# advice on TV antenna and convert box for analog TV



## tierra (Nov 6, 2007)

I have an old analog TV and recently had to replace the digital converter box. The new box makes it more difficult to get many of the TV stations I got in the past. It also has no function to tell how to place the antenna to get the strongest signals and that changes with the weather (in all weather much worse than when it was analog).

I also have a very old antenna for digital TV. When I got my first converter box I tried an amplified antenna and it didn't work - but that was a long time ago.

I was wondering if I would do better with another indoor antenna? If so, any suggestions?

I live at the top of one of the highest hills in Seattle (if zip code helps close to where 98119 turns into 98109 - I think I saw something years ago that mapped out TV strength by zip code); however, in a basement apartment with no windows anywhere I can place the TV antenna. 

Also, this converter box doesn't seem like it will last long and has very few features (like finding strongest signal, adding/deleting channels I want, etc.), so I was wondering if/when I need to replace it - what would be a good replacement (I tried several times and almost out of box all didn't work properly if at all)?

I'm on very limited income so would like to keep expenses to a minimum.

I've included pictures of my TV and antenna.

Thank you.


----------



## Corday (Mar 3, 2010)

You want a multi-directional antenna. Sometimes amplification makes things worse. Digital Stream and Magnavox both make converter boxes that show signal strength. It takes 10-20 seconds to adjust to a change of channels so don't accept an immediate number.


----------



## tierra (Nov 6, 2007)

Thank you - Corday!

Any model in particular of antenna, other than multi-directional and non-amplified?


----------



## Corday (Mar 3, 2010)

Channel Master specializes in free TV stuff. If you can get someone live, they might have an answer for your basement situation.


----------



## tierra (Nov 6, 2007)

Thank you - Corday!


----------



## kendallt (Feb 21, 2007)

my '*******' solution for TV was a length of network coax about 40 feet long, cut on fitting off, then measure down 8 feet and strip off insulation without cutting braid. Then loosen the braid and pull the center conductor (with it's insulation) out so you end up with a Y. Tack or tape to ceiling or rafters in a Z shape, (uncut coax at center of diagonal) You end up with a 16ft center fed bent dipole which works well for receiving most frequencies.


----------



## tierra (Nov 6, 2007)

Thank you - kendallt! 

I did order an antenna from Channel Master and if it doesn't work I'll try that.


----------



## tierra (Nov 6, 2007)

Thank you - everyone!

Corday - today I got the channel master antenna and_ it works so much better!_ Haven't had this good of reception since analog TV. I'm getting 33 channels very well and expect next summer when the weather changes to get around 40 stations. I'm very pleased with this antenna and was super inexpensive and the people were very nice when answering my questions and placing the order.

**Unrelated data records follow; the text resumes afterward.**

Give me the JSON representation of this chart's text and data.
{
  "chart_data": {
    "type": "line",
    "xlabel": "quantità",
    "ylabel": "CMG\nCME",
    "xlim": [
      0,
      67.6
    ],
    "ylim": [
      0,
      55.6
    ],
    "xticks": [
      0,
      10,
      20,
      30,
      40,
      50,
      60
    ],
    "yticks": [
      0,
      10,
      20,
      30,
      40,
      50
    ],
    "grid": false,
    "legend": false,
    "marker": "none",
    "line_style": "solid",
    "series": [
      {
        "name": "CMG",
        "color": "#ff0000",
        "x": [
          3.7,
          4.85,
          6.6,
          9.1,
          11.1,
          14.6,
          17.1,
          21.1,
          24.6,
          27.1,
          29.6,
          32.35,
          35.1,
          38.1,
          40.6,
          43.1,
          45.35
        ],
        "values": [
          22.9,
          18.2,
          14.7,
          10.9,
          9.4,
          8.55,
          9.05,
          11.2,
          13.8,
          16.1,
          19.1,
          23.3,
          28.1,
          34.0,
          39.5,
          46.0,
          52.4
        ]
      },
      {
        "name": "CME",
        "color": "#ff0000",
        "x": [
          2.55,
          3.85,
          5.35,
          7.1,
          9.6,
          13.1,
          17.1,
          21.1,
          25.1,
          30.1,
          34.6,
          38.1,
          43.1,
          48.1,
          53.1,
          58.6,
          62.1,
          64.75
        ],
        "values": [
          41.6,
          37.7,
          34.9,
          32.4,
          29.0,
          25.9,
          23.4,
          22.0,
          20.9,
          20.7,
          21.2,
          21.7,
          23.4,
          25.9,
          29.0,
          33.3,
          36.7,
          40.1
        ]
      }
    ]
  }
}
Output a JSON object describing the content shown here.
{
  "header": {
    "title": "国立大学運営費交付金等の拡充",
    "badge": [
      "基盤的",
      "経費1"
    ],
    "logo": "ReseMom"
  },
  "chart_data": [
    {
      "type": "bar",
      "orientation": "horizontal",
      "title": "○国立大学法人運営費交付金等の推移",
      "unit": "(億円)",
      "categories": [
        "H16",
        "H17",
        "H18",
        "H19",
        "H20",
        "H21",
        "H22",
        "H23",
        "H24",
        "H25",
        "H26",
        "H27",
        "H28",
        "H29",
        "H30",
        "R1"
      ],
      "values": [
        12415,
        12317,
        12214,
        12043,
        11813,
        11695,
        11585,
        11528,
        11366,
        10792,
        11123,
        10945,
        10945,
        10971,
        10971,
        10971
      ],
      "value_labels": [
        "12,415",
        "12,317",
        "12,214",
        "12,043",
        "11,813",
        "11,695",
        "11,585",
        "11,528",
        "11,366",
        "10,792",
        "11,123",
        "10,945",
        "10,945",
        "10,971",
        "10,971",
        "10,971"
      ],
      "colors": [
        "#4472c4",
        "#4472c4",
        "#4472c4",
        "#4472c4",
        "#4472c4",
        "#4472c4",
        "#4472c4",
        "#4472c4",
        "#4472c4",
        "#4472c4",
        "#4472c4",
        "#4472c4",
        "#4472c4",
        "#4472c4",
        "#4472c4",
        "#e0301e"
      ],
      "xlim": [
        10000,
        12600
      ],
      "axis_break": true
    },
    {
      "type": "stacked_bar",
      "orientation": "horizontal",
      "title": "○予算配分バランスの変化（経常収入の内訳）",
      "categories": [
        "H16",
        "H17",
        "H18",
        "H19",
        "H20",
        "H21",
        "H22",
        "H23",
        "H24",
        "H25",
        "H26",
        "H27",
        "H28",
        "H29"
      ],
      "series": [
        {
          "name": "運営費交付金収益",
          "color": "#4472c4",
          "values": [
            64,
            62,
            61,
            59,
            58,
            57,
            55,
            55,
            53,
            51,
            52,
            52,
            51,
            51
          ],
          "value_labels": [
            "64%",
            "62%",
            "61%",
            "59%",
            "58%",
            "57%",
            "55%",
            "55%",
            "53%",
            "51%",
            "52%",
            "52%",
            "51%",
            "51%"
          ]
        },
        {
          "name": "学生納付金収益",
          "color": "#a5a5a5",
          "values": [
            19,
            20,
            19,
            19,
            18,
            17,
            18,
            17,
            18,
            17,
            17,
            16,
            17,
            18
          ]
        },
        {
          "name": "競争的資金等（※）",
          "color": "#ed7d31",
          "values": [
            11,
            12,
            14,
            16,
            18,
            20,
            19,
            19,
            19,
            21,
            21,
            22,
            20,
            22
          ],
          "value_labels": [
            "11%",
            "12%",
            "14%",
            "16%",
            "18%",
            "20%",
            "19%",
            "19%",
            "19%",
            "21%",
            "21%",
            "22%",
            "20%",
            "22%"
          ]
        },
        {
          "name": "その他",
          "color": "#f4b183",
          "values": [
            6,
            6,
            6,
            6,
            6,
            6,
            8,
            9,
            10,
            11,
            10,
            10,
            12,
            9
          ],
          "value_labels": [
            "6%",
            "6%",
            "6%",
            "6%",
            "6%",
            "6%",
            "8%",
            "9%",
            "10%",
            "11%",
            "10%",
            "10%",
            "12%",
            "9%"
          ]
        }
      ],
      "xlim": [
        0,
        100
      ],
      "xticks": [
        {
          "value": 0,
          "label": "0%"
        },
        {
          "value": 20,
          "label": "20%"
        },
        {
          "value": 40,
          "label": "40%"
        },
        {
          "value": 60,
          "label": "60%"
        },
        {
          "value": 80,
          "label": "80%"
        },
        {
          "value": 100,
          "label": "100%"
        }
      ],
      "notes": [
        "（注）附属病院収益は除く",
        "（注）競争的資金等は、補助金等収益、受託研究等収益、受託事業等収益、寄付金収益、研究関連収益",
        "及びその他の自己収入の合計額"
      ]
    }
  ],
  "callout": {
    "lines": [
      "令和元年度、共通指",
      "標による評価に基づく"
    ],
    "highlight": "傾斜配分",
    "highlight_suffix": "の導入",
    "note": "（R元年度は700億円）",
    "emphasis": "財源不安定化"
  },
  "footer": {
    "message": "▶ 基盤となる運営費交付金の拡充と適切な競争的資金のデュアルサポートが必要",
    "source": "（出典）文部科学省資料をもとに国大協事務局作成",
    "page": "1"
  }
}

In case anyone is wondering the antenna was cheaper than buying 40 feet of coax.


----------



## ebackhus (Apr 21, 2005)

Where I live most of the TV stations are clustered in a place called "Antenna Hill" about 30 miles East of where I live. I've tried multiple antennas with almost no luck. Eventually we just got cable. I have hundreds of feet of Coax so I might give Kendallt's idea a shot.


----------